Helen Nugent

Ambulance-chasing lawyers driving up the cost of car insurance

Nuisance calls are up there with spam emails and junk mail as one of the scourges of modern life. Whether it’s an automated voice urging you to claim compensation for payment protection insurance or a message from an accident claims company, cold calls are insistent and incessant.

If you’re sick of these unsolicited calls then you’re not alone. A new report from AXA Insurance has found that one-in-five people receives a nuisance phone call each day. As someone who works from home for some of the week, I know that my landline rings at least twice daily with these unwanted advances. As for my mobile, there’s a minimum of one compensation-chasing claimant on any given day.

Despite efforts by the government, insurance firms and consumer groups to crack down on this nefarious practice, the public is still being bombarded with more than 12 million nuisance calls every day. According to AXA, in addition to the one-in-five of us who are pestered day-in, day-out, a further half receive at least one call a week. Not surprisingly, the research found that a quarter of people feel stressed by the calls and nearly half are worried about how their details have been accessed.

In an effort to block these calls, I signed up to the Telephone Preference Service (TPS). This is the official central opt out register on which you can record your preference not to receive unsolicited sales or marketing calls, and it doesn’t cost anything. It is a legal requirement that all organisations do not make calls to numbers registered on the TPS unless they have your consent to do so.

This weeded out the unrelenting messages about new boilers and solar panels but nothing else. So I bought a new landline phone with a built-in call-blocking gadget. To be honest, this doesn’t seem to have made much difference either. I still get calls about PPI (I’ve never taken out this product) and accident compensation (I haven’t been involved in anything of the sort for years). It’s now at the point where I’ve given up trying to best these law-breaking firms and simply ignore calls on my home phone unless I recognise the number.

But there’s a wider picture here. Yes, nuisance calls are incredibly annoying and it doesn’t reflect well on the government that this pestilence continues unabated. What is even more teeth-grindingly irritating is the fact that thanks to ‘ambulance-chasing lawyers’, the cost of car insurance is being driven higher and higher.

AXA points the finger of blame at claims management firms. Amanda Blanc, chief executive of AXA Insurance, said: ‘These companies have proven very successful at finding ways around legislation and some are operating at the edge of the law. Quite often they claim someone has been in an accident when they haven’t, which shows they are just making random calls to people. They are just fishing and that encourages fraudulent claims.’

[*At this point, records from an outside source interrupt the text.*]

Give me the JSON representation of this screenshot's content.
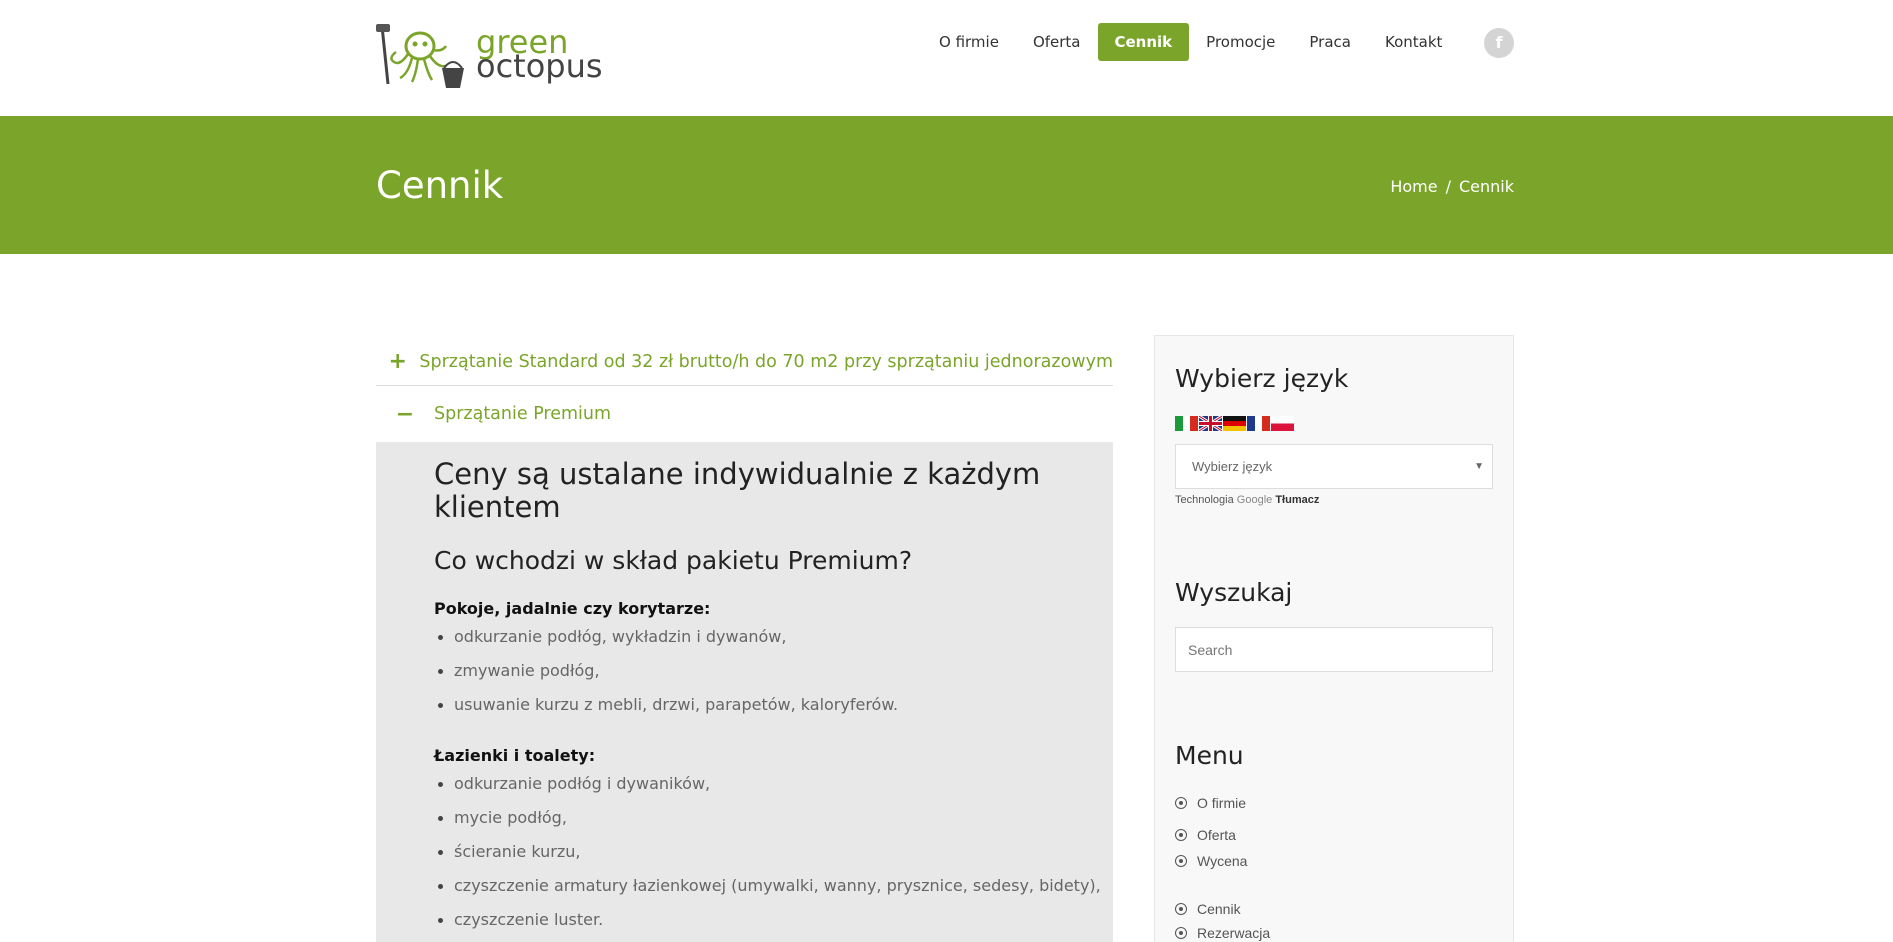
{
  "header": {
    "logo_top": "green",
    "logo_bottom": "octopus",
    "nav": [
      {
        "label": "O firmie"
      },
      {
        "label": "Oferta"
      },
      {
        "label": "Cennik"
      },
      {
        "label": "Promocje"
      },
      {
        "label": "Praca"
      },
      {
        "label": "Kontakt"
      }
    ],
    "active_nav": "Cennik",
    "facebook_glyph": "f"
  },
  "titlebar": {
    "title": "Cennik",
    "breadcrumb_home": "Home",
    "breadcrumb_sep": "/",
    "breadcrumb_current": "Cennik"
  },
  "accordion": {
    "collapsed_sign": "+",
    "expanded_sign": "−",
    "item1_label": "Sprzątanie Standard od 32 zł brutto/h do 70 m2 przy sprzątaniu jednorazowym",
    "item2_label": "Sprzątanie Premium",
    "heading": "Ceny są ustalane indywidualnie z każdym klientem",
    "subheading": "Co wchodzi w skład pakietu Premium?",
    "section1_title": "Pokoje, jadalnie czy korytarze:",
    "section1_items": [
      "odkurzanie podłóg, wykładzin i dywanów,",
      "zmywanie podłóg,",
      "usuwanie kurzu z mebli, drzwi, parapetów, kaloryferów."
    ],
    "section2_title": "Łazienki i toalety:",
    "section2_items": [
      "odkurzanie podłóg i dywaników,",
      "mycie podłóg,",
      "ścieranie kurzu,",
      "czyszczenie armatury łazienkowej (umywalki, wanny, prysznice, sedesy, bidety),",
      "czyszczenie luster."
    ]
  },
  "sidebar": {
    "language_title": "Wybierz język",
    "language_select": "Wybierz język",
    "select_arrow": "▼",
    "powered_prefix": "Technologia",
    "powered_google": "Google",
    "powered_suffix": "Tłumacz",
    "search_title": "Wyszukaj",
    "search_placeholder": "Search",
    "menu_title": "Menu",
    "menu_items": [
      "O firmie",
      "Oferta",
      "Wycena",
      "Cennik",
      "Rezerwacja"
    ]
  },
  "colors": {
    "brand_green": "#7aa52a",
    "panel_gray": "#e8e8e8"
  }
}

Last year a record number of whiplash claims were made in Britain. AXA estimates that £90 of every motor insurance policy went towards paying these claims. ‘The cost of car cover will keep rising if nothing is done,’ Blanc added.

Where is the government on all this? In the slow lane, that’s where. The National Audit Office found that companies that handle claims had taken between £3.8 billion and £5 billion from April 2011 to November 2015. Meanwhile, data from the industry watchdog, the Claims Management Regulator, recently found that such companies rake in more than £700 million a year – but said that just three firms had faced financial penalties.

It’s been three years since the Ministry of Justice banned referral fees, which made it an offence for insurance companies and hospitals to sell the contact details of people involved in accidents. And there are new rules, introduced in 2015, that make it easier for the information commissioner to punish claims companies that breach data protection laws. These are nice, headline-grabbing measures but I see little evidence they have made any real difference.

Chancellor George Osborne said last year that the government will look to end the right to cash compensation, making it harder for people to be rewarded for exaggerated or fraudulent whiplash claims. But he’s yet to do anything concrete. Given he has his hands full at the moment, don’t expect any action soon.